Some public figures, if their judgment and ethics come under fire, retreat into solitude. Then there is John C. Yoo.

The former Justice Department official, whose memos blessed the waterboarding of terrorism suspects and wiretapping of American citizens, has come out fighting, even as negative assessments of his government service pile up.

Last month, a federal judge in California refused to dismiss a lawsuit that accuses Yoo of violating a detainee’s constitutional rights. This month, the Justice Department’s inspector general described Yoo’s legal analysis of the Bush surveillance program as “insufficient” and sometimes inaccurate. Also expected in coming weeks is a department ethics report that sources have said could renounce Yoo’s approval of harsh CIA interrogation practices and recommend that he and Jay S. Bybee, a former colleague, be referred to their state bar associations for discipline.
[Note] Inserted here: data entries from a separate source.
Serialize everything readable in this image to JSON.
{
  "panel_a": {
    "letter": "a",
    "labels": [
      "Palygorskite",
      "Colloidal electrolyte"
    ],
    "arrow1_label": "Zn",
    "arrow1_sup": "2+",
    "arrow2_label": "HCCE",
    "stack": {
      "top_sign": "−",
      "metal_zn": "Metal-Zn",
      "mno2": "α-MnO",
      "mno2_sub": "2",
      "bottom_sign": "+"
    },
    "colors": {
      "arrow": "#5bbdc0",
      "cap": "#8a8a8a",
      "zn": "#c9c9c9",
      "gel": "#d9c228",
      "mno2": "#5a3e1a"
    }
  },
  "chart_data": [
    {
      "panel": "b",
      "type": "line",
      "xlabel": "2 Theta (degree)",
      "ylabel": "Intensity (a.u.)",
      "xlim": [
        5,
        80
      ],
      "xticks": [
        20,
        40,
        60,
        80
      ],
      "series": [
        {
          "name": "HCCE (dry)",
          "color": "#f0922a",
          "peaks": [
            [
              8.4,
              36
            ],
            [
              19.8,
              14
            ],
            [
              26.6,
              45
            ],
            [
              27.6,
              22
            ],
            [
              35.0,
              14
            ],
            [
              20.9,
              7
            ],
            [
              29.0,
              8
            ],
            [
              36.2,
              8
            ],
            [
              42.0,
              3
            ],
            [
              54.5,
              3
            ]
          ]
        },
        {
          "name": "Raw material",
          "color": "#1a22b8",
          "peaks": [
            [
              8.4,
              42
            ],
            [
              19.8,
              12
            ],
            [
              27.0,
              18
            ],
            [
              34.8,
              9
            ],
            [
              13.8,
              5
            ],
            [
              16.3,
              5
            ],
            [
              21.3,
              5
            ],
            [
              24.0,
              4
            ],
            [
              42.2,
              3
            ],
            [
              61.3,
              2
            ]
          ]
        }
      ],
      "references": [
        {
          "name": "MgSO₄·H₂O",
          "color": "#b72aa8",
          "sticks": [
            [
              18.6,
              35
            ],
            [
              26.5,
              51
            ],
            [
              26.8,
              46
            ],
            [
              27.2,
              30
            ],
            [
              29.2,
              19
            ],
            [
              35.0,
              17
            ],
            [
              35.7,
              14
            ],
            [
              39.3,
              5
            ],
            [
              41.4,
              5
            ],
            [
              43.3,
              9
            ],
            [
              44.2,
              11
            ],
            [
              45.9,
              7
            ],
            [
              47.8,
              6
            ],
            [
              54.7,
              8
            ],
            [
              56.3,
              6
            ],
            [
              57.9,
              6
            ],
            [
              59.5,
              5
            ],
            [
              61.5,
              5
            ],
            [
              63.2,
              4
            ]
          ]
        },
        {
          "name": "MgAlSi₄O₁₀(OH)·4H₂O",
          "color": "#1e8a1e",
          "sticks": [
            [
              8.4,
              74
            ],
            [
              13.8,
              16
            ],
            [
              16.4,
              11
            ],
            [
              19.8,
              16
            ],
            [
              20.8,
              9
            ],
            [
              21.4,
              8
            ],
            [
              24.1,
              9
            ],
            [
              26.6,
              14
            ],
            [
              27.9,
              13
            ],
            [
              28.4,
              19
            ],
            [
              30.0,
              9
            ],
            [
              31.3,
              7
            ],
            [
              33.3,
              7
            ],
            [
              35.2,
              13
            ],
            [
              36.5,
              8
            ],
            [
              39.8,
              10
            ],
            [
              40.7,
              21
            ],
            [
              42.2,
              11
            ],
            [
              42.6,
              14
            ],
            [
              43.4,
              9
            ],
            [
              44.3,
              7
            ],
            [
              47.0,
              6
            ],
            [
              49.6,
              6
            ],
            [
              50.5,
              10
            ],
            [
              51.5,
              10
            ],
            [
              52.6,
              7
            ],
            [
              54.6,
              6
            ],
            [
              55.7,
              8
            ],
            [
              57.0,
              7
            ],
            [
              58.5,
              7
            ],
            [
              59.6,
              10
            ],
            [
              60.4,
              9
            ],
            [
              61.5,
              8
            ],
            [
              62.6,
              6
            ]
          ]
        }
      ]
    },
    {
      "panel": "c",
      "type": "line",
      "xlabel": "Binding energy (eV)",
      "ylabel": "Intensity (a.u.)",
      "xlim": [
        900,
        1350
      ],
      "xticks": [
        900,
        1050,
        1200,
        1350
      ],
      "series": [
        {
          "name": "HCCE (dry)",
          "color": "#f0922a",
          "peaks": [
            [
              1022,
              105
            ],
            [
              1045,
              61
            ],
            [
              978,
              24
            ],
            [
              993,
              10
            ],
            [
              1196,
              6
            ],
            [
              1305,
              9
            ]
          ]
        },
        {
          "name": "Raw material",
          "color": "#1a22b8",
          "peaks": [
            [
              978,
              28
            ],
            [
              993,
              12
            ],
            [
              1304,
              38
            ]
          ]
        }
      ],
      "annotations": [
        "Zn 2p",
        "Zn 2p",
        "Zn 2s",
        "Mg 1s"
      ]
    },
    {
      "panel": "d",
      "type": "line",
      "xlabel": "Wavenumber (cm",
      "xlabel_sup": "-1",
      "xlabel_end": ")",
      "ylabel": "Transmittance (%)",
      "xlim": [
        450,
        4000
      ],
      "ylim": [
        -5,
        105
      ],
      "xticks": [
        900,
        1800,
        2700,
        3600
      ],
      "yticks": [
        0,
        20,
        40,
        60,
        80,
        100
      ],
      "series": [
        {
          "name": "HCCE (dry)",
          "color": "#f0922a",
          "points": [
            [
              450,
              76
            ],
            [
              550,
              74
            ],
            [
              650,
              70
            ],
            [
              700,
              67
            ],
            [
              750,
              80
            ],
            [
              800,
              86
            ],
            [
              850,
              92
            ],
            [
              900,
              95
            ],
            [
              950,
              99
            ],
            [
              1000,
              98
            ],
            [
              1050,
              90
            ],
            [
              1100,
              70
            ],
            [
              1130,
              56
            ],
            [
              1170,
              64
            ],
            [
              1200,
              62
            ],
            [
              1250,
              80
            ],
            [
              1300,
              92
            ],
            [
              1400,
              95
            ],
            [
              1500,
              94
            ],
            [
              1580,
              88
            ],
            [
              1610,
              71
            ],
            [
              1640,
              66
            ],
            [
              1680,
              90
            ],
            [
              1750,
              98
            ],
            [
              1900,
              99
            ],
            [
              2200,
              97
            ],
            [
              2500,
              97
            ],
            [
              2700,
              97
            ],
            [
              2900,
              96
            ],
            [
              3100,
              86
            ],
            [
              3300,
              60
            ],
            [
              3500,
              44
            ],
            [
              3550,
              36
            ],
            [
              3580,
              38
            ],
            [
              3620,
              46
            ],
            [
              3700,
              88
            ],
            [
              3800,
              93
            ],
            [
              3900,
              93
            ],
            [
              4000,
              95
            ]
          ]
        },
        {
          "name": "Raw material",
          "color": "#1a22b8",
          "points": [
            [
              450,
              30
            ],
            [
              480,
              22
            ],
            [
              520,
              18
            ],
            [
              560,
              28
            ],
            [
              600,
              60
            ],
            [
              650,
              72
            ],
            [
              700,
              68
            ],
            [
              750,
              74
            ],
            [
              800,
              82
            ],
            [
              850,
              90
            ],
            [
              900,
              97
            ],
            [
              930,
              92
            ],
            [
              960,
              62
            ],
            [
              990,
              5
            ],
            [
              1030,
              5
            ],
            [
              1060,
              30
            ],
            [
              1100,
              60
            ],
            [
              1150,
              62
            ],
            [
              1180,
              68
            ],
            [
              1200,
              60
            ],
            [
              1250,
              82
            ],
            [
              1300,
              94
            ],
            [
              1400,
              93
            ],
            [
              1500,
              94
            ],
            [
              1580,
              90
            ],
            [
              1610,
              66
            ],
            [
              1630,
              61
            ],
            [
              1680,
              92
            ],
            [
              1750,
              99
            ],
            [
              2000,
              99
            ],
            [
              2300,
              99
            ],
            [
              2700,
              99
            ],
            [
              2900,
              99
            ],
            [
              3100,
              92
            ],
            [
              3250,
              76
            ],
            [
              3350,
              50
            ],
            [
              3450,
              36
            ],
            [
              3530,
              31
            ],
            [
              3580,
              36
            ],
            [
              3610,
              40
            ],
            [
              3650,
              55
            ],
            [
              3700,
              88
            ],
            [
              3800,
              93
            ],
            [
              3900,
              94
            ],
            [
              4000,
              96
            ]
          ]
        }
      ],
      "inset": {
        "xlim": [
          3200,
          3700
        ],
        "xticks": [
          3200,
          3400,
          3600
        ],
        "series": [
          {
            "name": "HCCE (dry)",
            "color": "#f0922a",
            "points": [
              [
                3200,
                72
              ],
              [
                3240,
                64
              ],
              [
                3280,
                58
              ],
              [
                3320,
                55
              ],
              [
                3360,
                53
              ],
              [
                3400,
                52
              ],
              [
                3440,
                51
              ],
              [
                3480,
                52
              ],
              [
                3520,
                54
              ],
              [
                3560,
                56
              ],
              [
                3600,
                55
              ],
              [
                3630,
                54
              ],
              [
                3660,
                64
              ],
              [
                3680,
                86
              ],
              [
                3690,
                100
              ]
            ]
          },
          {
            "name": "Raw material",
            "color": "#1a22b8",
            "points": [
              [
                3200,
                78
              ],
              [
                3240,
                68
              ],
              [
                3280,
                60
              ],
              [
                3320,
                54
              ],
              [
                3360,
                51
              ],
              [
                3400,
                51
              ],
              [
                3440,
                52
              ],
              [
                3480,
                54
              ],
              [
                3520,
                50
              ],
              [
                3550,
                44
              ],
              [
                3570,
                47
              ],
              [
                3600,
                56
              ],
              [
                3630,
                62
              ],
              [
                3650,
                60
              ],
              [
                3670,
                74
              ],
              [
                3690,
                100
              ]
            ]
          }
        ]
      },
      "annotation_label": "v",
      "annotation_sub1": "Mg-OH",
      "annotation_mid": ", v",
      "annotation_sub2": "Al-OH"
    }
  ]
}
While former colleagues have avoided attention in the face of such scrutiny, Yoo has been traveling across the country to give speeches and counter critics who dispute his bold view of the president’s authority. Now a law professor at the University of California at Berkeley, he engages in polite but firm exchanges with legal scholars over conclusions in their academic work. This month, he wrote an opinion piece in the Wall Street Journal defending his actions and labeling critics’ arguments as “absurd” and “foolhardy” responses to “the media-stoked politics of recrimination.”